My first day of classes was interesting, and the two main concepts drilled in each class were “syllabus” and “Blackboard”. I still had no idea what Blackboard was, but I was told I can access it from my UMBC profile. I sat in Starbucks with a new friend from class, and we both helped each other figure out myUMBC, Gmail, and Blackboard. I considered myself to be pretty internet savvy, so figuring out all of these mediums was a piece of cake.
It was the second week of class and I could already tell that checking my UMBC email would be a chore. I had so many emails from RAs, student organizations, classmates, and professors. I would usually skim through most of them, but then I go an email with the subject “Announcement” from “firstname.lastname@example.org” and that seemed important. I read:
“This e-mail is to notify you the students of University of Maryland, Baltimore County that we will be upgrading our server. We need you to send us the following information in order to keep your account active after the upgrade.
Please acknowledge this email upon receipt.
Administrators of University of Maryland, Baltimore County”
Well, I definitely didn’t want my account to become inactive, I do literally everything for school on here. I immediately responded to the email with my UMBC username and password and then deleted my reply. I didn’t want anyone accidentally seeing that email somewhere on my computer and then having my information. Glad that’s taken care of.
The next couple of days my account seemed weird. Every time I tried to email someone, the reply-to address would be changed to some random email address I’ve never heard of, and the subject was automatically inserted with the same “Announcement” from the email I had received earlier. I began to think that something was definitely wrong. Then like clockwork, I got an email to my personal gmail account from UMBC’s DoIT. My suspicious assumptions were right, my account was hacked. An employee from DoIT informed me (through my personal email) that an email was sent around campus that looked like it was legitimately from UMBC asking for usernames and passwords. Yes, that seemed right. Turns out my responding to that email gave an unknown hacker my credentials to get into my account. I was so shocked. I thought that I was pretty tech savvy. After all, I spent all of my high school life on the internet. I was told I fell for a phishing attempt. What even is that?
I took to Google to learn everything I could about how I was duped into getting my account hacked. Thanks to trusty Wikipedia, I learned that phishing was the fraudulent practice of sending emails from what seems like trustworthy companies to trick people into revealing sensitive information. *Sigh*, that’s exactly what happened to me. The email I received was from a UMBC email, so I automatically assumed it was safe. I trusted this “fake” email enough to give up my username and password.

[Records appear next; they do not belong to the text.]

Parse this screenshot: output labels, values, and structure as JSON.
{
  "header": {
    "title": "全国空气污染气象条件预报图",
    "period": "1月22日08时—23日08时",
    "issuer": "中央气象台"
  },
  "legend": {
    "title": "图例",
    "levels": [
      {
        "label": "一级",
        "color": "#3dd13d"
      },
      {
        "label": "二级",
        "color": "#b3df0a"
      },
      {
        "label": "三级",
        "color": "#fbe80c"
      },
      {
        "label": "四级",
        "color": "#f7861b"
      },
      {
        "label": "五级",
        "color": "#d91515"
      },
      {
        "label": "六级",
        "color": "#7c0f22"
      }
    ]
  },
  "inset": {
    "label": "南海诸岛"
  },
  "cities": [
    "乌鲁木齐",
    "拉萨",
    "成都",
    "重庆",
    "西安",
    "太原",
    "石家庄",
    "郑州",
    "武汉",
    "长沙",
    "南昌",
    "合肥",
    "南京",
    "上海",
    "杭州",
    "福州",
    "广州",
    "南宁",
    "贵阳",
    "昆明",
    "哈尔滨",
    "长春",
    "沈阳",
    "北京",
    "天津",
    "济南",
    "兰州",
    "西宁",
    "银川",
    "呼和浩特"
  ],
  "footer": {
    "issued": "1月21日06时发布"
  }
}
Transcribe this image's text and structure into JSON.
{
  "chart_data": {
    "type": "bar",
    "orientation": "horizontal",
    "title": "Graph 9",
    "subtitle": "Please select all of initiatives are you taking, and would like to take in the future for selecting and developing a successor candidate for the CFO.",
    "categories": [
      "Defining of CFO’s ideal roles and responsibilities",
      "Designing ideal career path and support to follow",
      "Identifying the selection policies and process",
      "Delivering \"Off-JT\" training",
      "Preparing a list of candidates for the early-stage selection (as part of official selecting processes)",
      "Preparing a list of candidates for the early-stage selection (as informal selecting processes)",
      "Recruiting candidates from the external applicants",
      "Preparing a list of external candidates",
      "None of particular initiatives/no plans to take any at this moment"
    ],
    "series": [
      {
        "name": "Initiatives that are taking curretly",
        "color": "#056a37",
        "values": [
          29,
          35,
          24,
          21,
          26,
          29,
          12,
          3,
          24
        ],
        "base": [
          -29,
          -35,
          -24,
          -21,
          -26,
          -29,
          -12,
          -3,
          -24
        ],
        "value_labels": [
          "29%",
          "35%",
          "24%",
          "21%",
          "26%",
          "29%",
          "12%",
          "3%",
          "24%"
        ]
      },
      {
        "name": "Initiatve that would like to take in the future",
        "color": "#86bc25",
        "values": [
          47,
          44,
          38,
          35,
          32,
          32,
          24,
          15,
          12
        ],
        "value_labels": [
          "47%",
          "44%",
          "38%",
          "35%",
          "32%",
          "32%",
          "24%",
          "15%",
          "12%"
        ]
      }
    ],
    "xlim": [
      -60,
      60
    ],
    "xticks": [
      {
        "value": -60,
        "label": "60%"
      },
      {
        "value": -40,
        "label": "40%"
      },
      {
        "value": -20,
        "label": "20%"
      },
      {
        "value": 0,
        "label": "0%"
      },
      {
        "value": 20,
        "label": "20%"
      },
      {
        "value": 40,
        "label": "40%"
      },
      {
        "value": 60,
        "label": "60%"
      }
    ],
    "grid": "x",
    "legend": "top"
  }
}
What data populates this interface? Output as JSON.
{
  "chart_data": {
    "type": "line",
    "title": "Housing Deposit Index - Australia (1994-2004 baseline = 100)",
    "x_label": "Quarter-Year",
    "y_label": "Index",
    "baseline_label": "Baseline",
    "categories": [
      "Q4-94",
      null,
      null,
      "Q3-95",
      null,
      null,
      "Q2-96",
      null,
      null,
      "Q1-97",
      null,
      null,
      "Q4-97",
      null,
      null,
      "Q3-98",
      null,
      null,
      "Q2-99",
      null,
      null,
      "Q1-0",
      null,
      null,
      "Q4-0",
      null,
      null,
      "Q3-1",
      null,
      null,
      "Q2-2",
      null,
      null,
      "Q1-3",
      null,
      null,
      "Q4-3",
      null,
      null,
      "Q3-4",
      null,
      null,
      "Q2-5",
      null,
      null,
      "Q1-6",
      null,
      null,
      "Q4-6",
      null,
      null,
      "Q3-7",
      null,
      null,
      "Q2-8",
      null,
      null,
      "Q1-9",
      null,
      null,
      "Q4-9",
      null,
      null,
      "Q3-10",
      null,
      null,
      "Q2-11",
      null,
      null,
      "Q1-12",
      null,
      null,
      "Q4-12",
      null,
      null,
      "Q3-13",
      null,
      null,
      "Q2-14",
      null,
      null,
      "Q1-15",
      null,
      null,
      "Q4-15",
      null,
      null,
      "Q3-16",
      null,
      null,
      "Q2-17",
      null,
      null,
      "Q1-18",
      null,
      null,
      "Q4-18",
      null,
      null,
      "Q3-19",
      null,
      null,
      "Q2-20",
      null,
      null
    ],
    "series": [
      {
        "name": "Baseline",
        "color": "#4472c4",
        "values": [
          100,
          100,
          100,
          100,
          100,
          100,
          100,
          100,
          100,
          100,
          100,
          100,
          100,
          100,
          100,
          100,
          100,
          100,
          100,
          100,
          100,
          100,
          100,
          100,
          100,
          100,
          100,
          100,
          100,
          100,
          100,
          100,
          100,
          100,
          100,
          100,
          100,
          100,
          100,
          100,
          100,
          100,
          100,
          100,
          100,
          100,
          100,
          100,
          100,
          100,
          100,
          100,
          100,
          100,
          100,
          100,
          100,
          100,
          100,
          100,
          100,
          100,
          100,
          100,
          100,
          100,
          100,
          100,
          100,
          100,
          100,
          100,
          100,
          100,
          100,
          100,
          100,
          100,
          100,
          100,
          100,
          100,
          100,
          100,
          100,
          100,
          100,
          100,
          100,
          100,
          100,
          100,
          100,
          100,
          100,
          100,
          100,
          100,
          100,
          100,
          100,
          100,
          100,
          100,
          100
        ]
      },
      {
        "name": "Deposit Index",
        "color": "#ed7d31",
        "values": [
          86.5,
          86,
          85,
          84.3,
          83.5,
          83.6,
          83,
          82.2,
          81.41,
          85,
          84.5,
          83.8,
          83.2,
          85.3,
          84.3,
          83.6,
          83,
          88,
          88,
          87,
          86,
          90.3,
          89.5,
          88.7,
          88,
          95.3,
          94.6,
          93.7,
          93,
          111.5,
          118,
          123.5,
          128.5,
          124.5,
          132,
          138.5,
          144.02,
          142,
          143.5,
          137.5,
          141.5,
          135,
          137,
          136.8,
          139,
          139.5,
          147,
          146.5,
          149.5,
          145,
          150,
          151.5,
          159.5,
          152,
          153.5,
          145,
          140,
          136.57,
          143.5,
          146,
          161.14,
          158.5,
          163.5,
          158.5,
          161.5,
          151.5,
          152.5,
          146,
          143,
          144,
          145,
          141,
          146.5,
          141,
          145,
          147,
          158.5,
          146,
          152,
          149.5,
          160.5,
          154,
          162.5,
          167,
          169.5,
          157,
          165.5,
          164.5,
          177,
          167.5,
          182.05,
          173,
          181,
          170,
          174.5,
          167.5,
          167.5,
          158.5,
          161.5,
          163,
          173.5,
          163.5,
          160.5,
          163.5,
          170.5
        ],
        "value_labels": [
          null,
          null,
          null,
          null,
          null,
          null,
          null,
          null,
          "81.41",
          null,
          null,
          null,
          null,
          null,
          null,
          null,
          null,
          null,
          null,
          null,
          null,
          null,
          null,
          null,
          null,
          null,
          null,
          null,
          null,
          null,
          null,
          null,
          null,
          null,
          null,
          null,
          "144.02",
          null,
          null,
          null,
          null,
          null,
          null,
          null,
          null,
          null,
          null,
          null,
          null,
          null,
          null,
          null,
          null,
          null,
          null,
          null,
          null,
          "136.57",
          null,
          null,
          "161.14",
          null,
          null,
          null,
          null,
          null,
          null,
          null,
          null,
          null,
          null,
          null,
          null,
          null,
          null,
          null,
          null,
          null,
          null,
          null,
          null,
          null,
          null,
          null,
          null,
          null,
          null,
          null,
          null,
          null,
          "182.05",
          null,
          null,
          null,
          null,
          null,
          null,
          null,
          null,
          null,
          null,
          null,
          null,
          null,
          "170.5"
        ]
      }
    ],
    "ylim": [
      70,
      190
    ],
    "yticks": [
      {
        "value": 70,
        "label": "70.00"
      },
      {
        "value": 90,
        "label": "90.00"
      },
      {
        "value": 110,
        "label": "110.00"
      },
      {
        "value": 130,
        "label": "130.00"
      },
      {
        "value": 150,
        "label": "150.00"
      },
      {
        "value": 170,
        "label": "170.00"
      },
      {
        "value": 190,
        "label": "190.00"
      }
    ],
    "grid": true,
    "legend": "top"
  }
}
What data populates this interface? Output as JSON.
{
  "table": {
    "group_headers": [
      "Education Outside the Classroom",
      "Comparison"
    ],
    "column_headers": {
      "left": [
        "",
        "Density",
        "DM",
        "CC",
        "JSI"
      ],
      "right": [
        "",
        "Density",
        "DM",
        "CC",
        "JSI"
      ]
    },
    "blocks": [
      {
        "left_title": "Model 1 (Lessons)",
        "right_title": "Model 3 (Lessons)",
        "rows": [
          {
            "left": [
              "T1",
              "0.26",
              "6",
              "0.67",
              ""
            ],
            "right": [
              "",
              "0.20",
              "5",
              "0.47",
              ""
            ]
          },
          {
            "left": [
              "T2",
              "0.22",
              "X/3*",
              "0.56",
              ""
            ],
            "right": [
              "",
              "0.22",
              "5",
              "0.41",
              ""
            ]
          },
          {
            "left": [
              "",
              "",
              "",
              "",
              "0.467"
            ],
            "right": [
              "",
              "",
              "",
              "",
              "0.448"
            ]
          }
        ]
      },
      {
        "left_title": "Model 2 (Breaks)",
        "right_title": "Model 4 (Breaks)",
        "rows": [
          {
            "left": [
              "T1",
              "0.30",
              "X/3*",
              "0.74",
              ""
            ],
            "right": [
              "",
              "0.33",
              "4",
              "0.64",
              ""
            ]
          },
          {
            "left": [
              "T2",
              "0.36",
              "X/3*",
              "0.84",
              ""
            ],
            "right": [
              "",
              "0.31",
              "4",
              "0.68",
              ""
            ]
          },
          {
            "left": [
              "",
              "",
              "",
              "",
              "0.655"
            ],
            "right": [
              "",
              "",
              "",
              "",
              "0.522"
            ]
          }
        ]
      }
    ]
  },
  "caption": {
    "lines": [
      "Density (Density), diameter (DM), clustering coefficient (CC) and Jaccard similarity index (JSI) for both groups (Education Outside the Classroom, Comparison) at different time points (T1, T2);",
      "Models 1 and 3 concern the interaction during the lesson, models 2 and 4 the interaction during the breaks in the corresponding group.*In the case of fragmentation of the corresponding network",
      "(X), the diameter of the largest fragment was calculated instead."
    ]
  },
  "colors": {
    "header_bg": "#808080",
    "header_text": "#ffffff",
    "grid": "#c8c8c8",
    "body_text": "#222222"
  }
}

My next step was to call this DoIT person, and learn how to spot a phishing message. Now that I have learned that not everything that comes from a UMBC email address is safe, I wanted to be able to use this as a learning experience. The first tip I was given was that if an email contains a warning that an account may be suspended, then it is probably fake. I was informed that, UMBC does not do sweeps for inactive accounts. Also, UMBC will never ask a user to enter a password on anywhere other than on a UMBC login page. Another helpful tip given to me, was that if an email contains a false sense of urgency or a very impersonal tone, then it probably isn’t real. That makes a lot of sense, because unless it was a mass email from professors, most emails I received contained my name in the greeting.
The DoIT staff member scrambled my password and sent me instructions to reset it. At least my account was taken care of. It feels so weird knowing that someone hacked my account. They could have potentially seen all of my personal information on myUMBC. But now I know, and from this experience I’ve made ALL of my social media accounts more secure. I’ve also become way more aware and alert about the emails and posts I’m reading, along with what I choose to respond to.